Là ci darem la mano – Antonio Scotti & Geraldine Farrar (1909) http://www.youtube.com/watch?v=C4F8SGARRRY
Ciao e grazie. Mi spiace, evidentemente nel paese da cui tu ci scrivi il video è stato bloccato per violazione del copyright, qui in Italia invece si vede senza problemi. Colgo l’occasione per sconsigliare vivamente a tutti l’acquisto della raccolta della EMI “The record of singing” i cui riversamenti sono in gran parte sballati, e di rivolgersi invece ad etichette specializzate nel restauro di dischi antichi. Oltretutto la EMI insieme alle altre majors è nella top ten delle cause delle decadenza del canto, indi… all’indice!
Grazie. Ottime osservazioni! Bisognerebbe farle leggere anche ai nostri attuali “cantanti”….
Riallanciandoni a quello che scrive mancini” E’ l’arte che nasconde l’arte, in forza della quale i cantanti un tempo erano tutti diversi gli uni dagli altri in quanto erano se stessi”
può sembrare banale,ma è sempre una grande cosa riconoscere un cantante subito dalla sua voce che ha solo per fare un esempio Pavarotti,vuol dire personalità,ma su questo conta anche la natura,il timbro è qualcosa di naturale,però l’uniformità in tanti cantanti non è solo questioni di timbro purtroppo,un esempio in tante cantante di musica leggera degli ultimi anni,sembrano tutte uguale,a parte poche eccezioni,e qui si parla di voce non impostata,quindi ancora peggio.
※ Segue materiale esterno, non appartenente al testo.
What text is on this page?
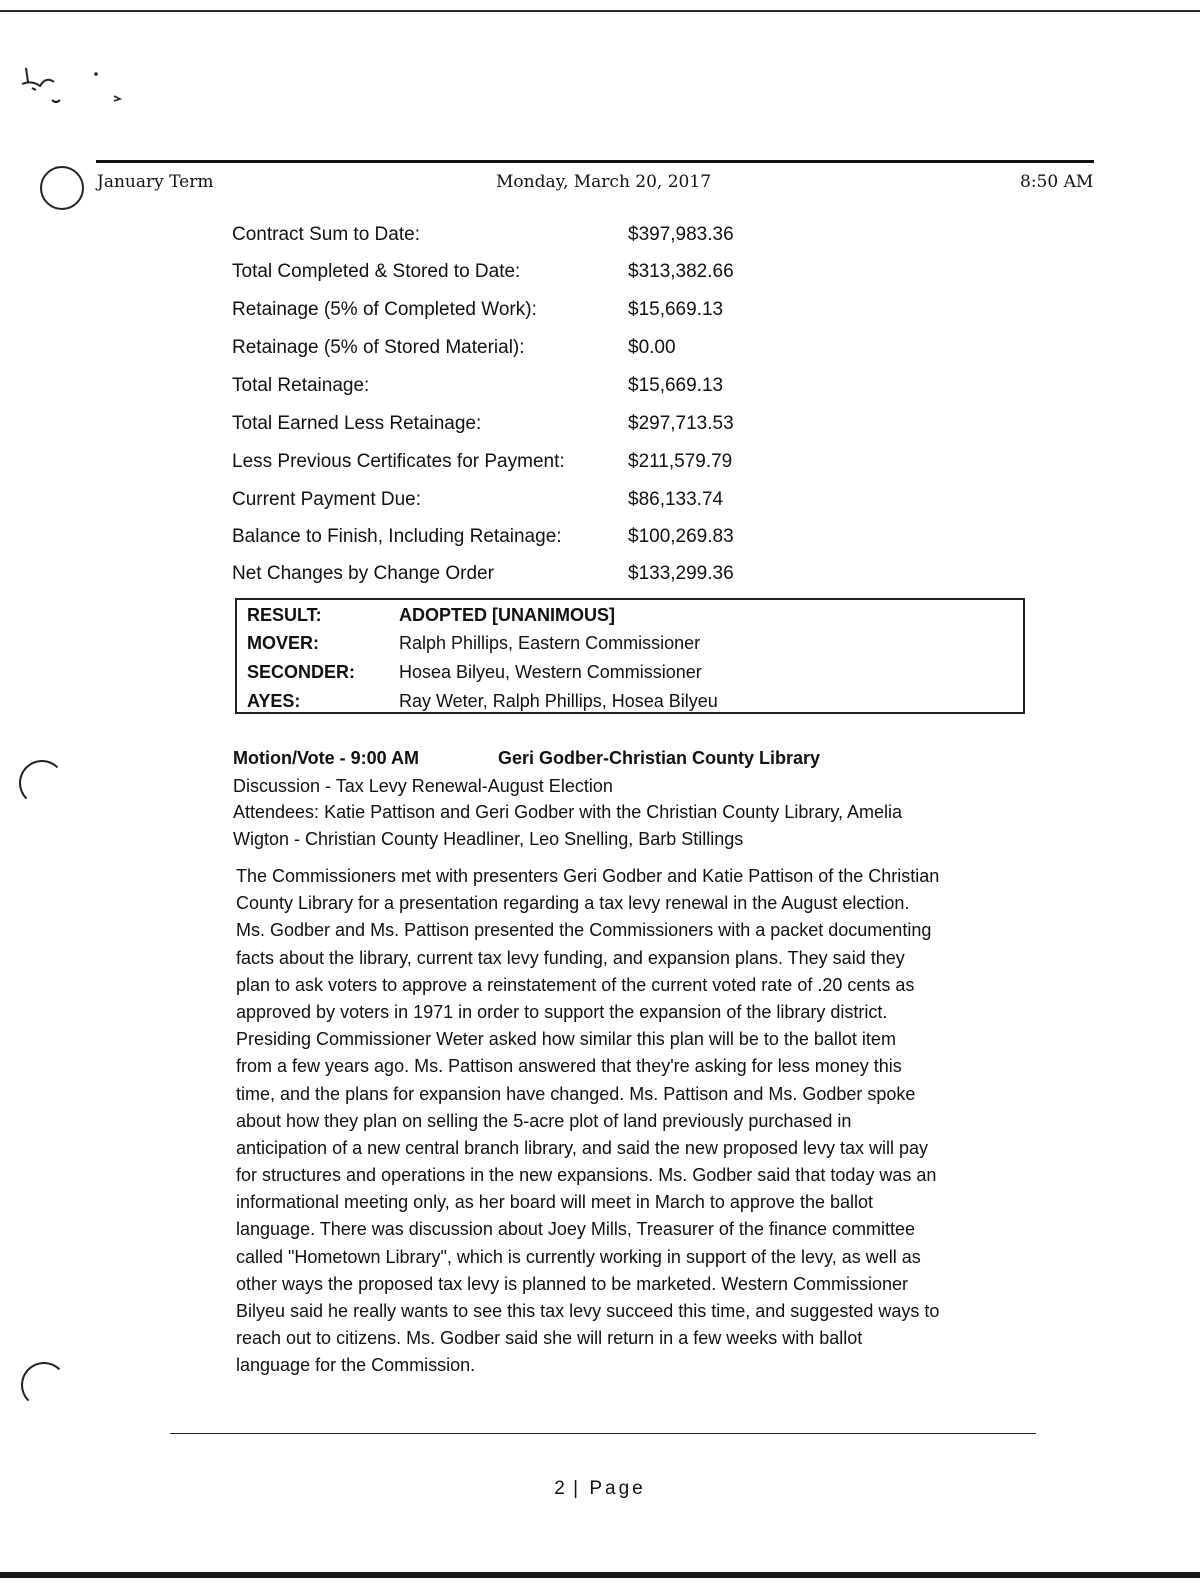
January Term	Monday, March 20, 2017	8:50 AM
Contract Sum to Date:	$397,983.36
Total Completed & Stored to Date:	$313,382.66
Retainage (5% of Completed Work):	$15,669.13
Retainage (5% of Stored Material):	$0.00
Total Retainage:	$15,669.13
Total Earned Less Retainage:	$297,713.53
Less Previous Certificates for Payment:	$211,579.79
Current Payment Due:	$86,133.74
Balance to Finish, Including Retainage:	$100,269.83
Net Changes by Change Order	$133,299.36
RESULT:	ADOPTED [UNANIMOUS]
MOVER:	Ralph Phillips, Eastern Commissioner
SECONDER: Hosea Bilyeu, Western Commissioner
AYES:	Ray Weter, Ralph Phillips, Hosea Bilyeu
Motion/Vote - 9:00 AM	Geri Godber-Christian County Library
Discussion - Tax Levy Renewal-August Election
Attendees: Katie Pattison and Geri Godber with the Christian County Library, Amelia
Wigton - Christian County Headliner, Leo Snelling, Barb Stillings
The Commissioners met with presenters Geri Godber and Katie Pattison of the Christian
County Library for a presentation regarding a tax levy renewal in the August election.
Ms. Godber and Ms. Pattison presented the Commissioners with a packet documenting
facts about the library, current tax levy funding, and expansion plans. They said they
plan to ask voters to approve a reinstatement of the current voted rate of .20 cents as
approved by voters in 1971 in order to support the expansion of the library district.
Presiding Commissioner Weter asked how similar this plan will be to the ballot item
from a few years ago. Ms. Pattison answered that they're asking for less money this
time, and the plans for expansion have changed. Ms. Pattison and Ms. Godber spoke
about how they plan on selling the 5-acre plot of land previously purchased in
anticipation of a new central branch library, and said the new proposed levy tax will pay
for structures and operations in the new expansions. Ms. Godber said that today was an
informational meeting only, as her board will meet in March to approve the ballot
language. There was discussion about Joey Mills, Treasurer of the finance committee
called "Hometown Library", which is currently working in support of the levy, as well as
other ways the proposed tax levy is planned to be marketed. Western Commissioner
Bilyeu said he really wants to see this tax levy succeed this time, and suggested ways to
reach out to citizens. Ms. Godber said she will return in a few weeks with ballot
language for the Commission.
2 | Page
Piacevole l’ascolto proposto da mancini
Chiarissimo ed utilissimo questo ascolto del venerdi’. Soltanto una domanda- a proposito di vocali- perche’ Battistini talora apre le O (so far pultOa, visetto d’Oaro, tua sOarte) ed altre volte no ?
Battistini è tutto piuttosto aperto nel centro fino alla zona acuta esclusa (nell’acuto su “gioooiello mio” la O è ben chiusa), le A talora ne risultano un po’ imbruttite, quasi sguaiate, e come giustamente osservi le O spesso sono troppo larghe. Probabilmente in questa posizione chiara e aperta trovava una maggiore facilità, un miglior sfogo del suono in avanti. Del resto quasi tutti i cantanti antichi usavano prevalentemente il colore chiaro. Queste imperfezioni nella pronuncia delle diverse vocali restano comunque dei difetti, e mi fa piacere che tu te ne sia accorto, bravo.
Ah tu mi chiedevi perché talora le apra e perché invece talora non lo faccia. Dunque a me pare che il vezzo si presenti soprattutto in zona centrale fino alle ultime note immediatamente precedenti il passaggio, in acuto invece non lo fa perché per cambiare registro è obbligato a coprire, cioè a chiudere la pronuncia delle vocali e anche ad oscurare il suono, e le O pertanto in acuto sono molto più sorvegliate.